Nos EUA, importantes setores da economia se manifestaram contra a escalada na guerra comercial. “O que isso significa para os plantadores de soja é que nós estamos perdendo. Perdendo um mercado valioso, perdendo preços estáveis, perdendo a oportunidade de bancar nossas famílias e comunidades”, afirmou o presidente da Associação Americana da Soja, David Stephens.
Conforme o Financial Times, a ofensiva tarifária de Trump foi recebida “com desalento” pelos conglomerados norte-americanos com fábricas na China, que já estão sofrendo problemas nas cadeias globais de suprimento. O Citigroup advertiu seus investidores que o aumento das tarifas “poderia pressionar a inflação nos EUA e causar aperto nas condições financeiras”. Na bolsa de Wall Street, as ações da Boeing caíram mais de 3%, após rumores de que a China poderá reduzir a compra dos aviões da gigante norte-americana. Por sua vez, o Wall Street Journal comentou que a política externa de Trump, como tudo no seu governo, estabelece “metas ambiciosas”, na expectativa de que o adversário “irá piscar primeiro”.
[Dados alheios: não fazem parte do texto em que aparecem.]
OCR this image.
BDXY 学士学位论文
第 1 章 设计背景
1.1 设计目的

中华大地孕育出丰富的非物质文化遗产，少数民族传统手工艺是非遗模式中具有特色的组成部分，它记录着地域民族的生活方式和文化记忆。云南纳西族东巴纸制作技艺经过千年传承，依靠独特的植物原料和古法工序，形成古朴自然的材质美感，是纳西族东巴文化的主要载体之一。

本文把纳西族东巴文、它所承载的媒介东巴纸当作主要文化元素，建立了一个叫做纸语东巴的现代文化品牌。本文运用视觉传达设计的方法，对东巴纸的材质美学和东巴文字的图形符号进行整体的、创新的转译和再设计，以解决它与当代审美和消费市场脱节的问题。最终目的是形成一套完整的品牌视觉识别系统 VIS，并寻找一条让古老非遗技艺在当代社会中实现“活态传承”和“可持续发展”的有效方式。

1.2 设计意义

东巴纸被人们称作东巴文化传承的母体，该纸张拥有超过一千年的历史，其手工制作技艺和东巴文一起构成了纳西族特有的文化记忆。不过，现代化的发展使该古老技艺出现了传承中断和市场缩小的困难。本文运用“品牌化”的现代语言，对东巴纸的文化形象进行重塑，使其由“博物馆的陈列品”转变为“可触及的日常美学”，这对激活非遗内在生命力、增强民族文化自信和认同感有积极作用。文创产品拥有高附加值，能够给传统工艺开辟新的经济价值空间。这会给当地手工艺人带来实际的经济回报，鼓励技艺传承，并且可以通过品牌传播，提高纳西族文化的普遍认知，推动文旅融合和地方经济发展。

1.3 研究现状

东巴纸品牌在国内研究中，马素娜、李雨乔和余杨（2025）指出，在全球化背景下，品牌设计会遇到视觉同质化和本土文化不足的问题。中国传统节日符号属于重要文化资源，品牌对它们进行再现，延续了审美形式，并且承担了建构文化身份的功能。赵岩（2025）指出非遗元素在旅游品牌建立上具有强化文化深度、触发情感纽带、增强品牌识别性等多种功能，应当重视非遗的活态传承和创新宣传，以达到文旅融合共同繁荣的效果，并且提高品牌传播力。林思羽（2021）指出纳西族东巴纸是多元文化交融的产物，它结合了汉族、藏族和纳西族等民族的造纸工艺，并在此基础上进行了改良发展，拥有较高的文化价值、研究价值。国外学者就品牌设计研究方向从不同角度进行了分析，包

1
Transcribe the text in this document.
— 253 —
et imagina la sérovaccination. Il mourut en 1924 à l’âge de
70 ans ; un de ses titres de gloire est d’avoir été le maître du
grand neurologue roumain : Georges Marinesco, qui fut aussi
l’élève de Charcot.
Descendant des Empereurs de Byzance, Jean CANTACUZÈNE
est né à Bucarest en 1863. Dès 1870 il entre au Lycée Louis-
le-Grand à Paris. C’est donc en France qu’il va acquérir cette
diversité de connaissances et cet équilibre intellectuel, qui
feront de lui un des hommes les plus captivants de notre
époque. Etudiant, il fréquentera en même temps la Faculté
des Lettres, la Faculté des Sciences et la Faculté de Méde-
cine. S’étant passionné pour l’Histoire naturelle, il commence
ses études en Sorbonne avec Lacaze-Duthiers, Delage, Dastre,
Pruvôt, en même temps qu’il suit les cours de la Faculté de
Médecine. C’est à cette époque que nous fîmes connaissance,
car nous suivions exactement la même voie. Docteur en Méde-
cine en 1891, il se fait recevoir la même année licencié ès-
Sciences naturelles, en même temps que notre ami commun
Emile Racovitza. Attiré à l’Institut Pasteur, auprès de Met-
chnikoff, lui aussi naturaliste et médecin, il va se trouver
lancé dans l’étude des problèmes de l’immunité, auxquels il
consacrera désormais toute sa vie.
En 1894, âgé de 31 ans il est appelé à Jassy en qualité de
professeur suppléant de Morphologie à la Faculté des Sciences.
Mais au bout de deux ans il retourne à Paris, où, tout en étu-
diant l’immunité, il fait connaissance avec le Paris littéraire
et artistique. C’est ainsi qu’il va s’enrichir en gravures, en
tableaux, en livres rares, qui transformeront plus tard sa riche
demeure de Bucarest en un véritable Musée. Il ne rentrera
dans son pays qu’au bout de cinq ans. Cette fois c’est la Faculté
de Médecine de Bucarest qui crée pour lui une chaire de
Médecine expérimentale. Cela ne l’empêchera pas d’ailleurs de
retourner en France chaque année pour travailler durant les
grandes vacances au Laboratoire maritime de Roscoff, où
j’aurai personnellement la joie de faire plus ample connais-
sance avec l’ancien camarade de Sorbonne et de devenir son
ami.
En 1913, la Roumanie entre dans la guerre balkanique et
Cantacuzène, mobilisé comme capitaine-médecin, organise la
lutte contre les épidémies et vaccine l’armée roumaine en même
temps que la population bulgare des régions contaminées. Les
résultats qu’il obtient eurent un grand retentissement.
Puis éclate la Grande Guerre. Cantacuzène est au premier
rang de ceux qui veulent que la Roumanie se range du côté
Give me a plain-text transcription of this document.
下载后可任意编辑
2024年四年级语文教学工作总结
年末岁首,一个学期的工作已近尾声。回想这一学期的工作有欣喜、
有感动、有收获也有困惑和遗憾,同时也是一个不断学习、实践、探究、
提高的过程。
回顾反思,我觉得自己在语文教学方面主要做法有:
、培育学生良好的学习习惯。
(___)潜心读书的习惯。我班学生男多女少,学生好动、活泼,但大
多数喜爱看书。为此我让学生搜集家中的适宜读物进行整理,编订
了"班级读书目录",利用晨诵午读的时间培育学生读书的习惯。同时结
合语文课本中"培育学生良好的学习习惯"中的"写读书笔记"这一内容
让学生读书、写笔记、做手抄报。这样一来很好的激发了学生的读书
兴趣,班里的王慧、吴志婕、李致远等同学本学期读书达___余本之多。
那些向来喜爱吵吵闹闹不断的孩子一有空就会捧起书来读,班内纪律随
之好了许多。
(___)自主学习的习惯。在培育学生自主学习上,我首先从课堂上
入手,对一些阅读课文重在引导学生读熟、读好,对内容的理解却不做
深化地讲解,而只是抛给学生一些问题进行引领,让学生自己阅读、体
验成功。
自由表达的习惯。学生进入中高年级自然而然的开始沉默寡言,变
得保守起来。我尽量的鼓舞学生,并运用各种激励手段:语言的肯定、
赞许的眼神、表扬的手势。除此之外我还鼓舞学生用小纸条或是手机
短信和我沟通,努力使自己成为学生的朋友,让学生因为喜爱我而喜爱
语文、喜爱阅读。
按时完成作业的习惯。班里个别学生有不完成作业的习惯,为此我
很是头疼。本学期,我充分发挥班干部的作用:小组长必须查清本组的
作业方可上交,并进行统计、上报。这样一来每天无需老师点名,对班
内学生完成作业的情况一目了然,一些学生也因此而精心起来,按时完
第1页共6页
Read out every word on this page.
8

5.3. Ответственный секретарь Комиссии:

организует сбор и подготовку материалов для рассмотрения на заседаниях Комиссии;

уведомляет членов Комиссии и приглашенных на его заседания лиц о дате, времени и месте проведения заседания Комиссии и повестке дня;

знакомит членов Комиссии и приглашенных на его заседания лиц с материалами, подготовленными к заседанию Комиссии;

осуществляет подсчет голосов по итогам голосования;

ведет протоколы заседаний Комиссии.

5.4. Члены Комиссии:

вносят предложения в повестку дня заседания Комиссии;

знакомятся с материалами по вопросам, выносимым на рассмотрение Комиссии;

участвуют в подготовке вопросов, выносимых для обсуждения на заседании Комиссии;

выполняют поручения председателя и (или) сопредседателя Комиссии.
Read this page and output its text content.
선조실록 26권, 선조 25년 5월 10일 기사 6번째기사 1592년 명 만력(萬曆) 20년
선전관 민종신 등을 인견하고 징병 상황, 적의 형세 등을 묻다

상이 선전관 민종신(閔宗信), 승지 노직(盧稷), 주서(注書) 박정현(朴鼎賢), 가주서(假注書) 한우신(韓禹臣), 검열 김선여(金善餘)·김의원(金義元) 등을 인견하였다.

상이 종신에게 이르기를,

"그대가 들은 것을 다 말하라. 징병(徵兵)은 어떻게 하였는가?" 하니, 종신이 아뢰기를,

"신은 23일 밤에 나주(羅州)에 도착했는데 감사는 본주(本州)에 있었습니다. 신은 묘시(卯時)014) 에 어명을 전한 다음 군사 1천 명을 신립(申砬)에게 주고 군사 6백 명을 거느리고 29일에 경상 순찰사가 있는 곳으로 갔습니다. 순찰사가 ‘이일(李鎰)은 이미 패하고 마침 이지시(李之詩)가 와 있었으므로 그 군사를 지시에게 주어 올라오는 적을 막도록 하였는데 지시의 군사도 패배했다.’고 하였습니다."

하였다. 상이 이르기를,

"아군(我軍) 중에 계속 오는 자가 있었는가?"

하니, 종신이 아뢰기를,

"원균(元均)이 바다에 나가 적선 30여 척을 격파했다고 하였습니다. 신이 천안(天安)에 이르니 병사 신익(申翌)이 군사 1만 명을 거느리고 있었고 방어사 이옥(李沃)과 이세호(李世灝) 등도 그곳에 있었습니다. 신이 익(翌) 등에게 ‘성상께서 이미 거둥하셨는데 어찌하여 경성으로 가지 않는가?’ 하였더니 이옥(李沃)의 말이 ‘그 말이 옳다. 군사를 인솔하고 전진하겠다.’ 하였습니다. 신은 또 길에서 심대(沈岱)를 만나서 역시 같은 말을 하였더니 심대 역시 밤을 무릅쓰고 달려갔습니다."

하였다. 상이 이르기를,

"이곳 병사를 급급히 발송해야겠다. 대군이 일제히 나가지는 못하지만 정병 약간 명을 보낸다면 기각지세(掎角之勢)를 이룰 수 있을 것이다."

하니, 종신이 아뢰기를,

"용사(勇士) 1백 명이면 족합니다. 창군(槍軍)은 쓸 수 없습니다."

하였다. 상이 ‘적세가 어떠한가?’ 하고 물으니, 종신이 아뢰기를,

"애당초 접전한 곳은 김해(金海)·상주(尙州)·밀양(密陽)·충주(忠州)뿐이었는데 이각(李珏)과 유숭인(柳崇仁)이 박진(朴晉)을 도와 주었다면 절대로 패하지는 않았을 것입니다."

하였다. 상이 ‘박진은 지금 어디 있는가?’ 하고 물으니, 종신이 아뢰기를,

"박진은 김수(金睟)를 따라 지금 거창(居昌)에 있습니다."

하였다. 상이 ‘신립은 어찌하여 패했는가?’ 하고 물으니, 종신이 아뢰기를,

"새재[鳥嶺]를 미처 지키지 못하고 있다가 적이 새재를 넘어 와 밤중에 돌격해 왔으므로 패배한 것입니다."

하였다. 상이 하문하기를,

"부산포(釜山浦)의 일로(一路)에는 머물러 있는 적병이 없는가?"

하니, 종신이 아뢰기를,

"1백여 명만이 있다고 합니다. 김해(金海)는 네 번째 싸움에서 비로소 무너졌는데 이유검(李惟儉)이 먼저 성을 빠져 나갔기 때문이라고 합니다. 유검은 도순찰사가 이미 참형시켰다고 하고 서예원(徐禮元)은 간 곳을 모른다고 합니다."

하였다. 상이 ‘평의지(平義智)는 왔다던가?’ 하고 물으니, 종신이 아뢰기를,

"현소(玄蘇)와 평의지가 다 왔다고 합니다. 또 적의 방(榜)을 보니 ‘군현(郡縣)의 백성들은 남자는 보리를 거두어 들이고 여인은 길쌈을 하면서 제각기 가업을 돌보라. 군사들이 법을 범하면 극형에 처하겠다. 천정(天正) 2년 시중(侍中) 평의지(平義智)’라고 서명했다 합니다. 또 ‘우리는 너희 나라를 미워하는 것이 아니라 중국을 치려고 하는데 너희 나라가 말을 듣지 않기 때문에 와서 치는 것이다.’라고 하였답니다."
Como feito pelo representante de Comércio dos EUA, Robert Lightheiser, na sexta-feira. “Hoje cedo, sob a direção do presidente, os Estados Unidos aumentaram de 10% para 25% o nível de tarifas sobre as importações chinesas no valor de US $ 200 bilhões. O presidente também ordenou o início do processo de elevação de quase todas as importações remanescentes da China, estimado em US $ 300 bilhões”.
Do alto do palanque para 2020, Trump freneticamente se dedicou a provocar o lado chinês. “Não há necessidade de pressa, porque a China está pagando aos EUA um imposto de 25% sobre bens e produtos no valor de US$ 250 milhões, que vão diretamente para o Tesouro”, postou o presidente bilionário.
A afirmação de Trump de que eram os chineses que estavam pagando a escalada das tarifas não foi sustentada nem seu principal conselheiro em economia, Larry Kudlow. Ele admitiu em entrevista que quem está pagando são as empresas norte-americanas, que frequentemente transferem a alta para os consumidores.
Trump voltou à carga, asseverando que nas negociações os EUA “estavam exatamente onde nós queríamos estar”. Ameaçou ainda, que se o acordo ficasse para seu segundo mandato, seria ainda pior para a China. Isso depois de dizer que Pequim estava querendo que um democrata fraco virasse presidente para continuar explorando os EUA no comércio.
Na saraivada de tuites, Trump chegou a postar ter dito abertamente “ao presidente Xi&todos meus muitos amigos na China que a China sofrerá duramente se não fizer um acordo, porque as companhias [americanas] serão forçadas a deixar a China para outros países”.
Analistas ouvidos pela Reuters assinalaram que os chineses “estão comedidos em sua resposta e enquanto eles permanecerem comedidos, isso é bom”. Eles assinalaram interrogações sobre até onde o confronto comercial poderá ir. “Eles vão deixar sua moeda flutuar, vão boicotar os leilões dos títulos do Tesouro ou vendê-los?” “Nós estamos no mesmo par como em 2008 e precisamos responder a isso à frente do tempo ao invés de fazer o erro que fizemos em 2008 de esperar demais”, destacaram.
Há quem tema o impacto disso sobre o lucro das corporações norte-americanas com produção na China: “o mercado começa a entender que a situação está tão ruim quanto poderia”.
Na OMC, sem citar diretamente Washington, a China divulgou documento em que adverte que o comportamento de certo Estado membro está ameaçando o sistema multilateral, ao impor tarifas alegando razões de segurança nacional e dificultando a indicação de juízes de apelação para a organização mundial que rege o comércio.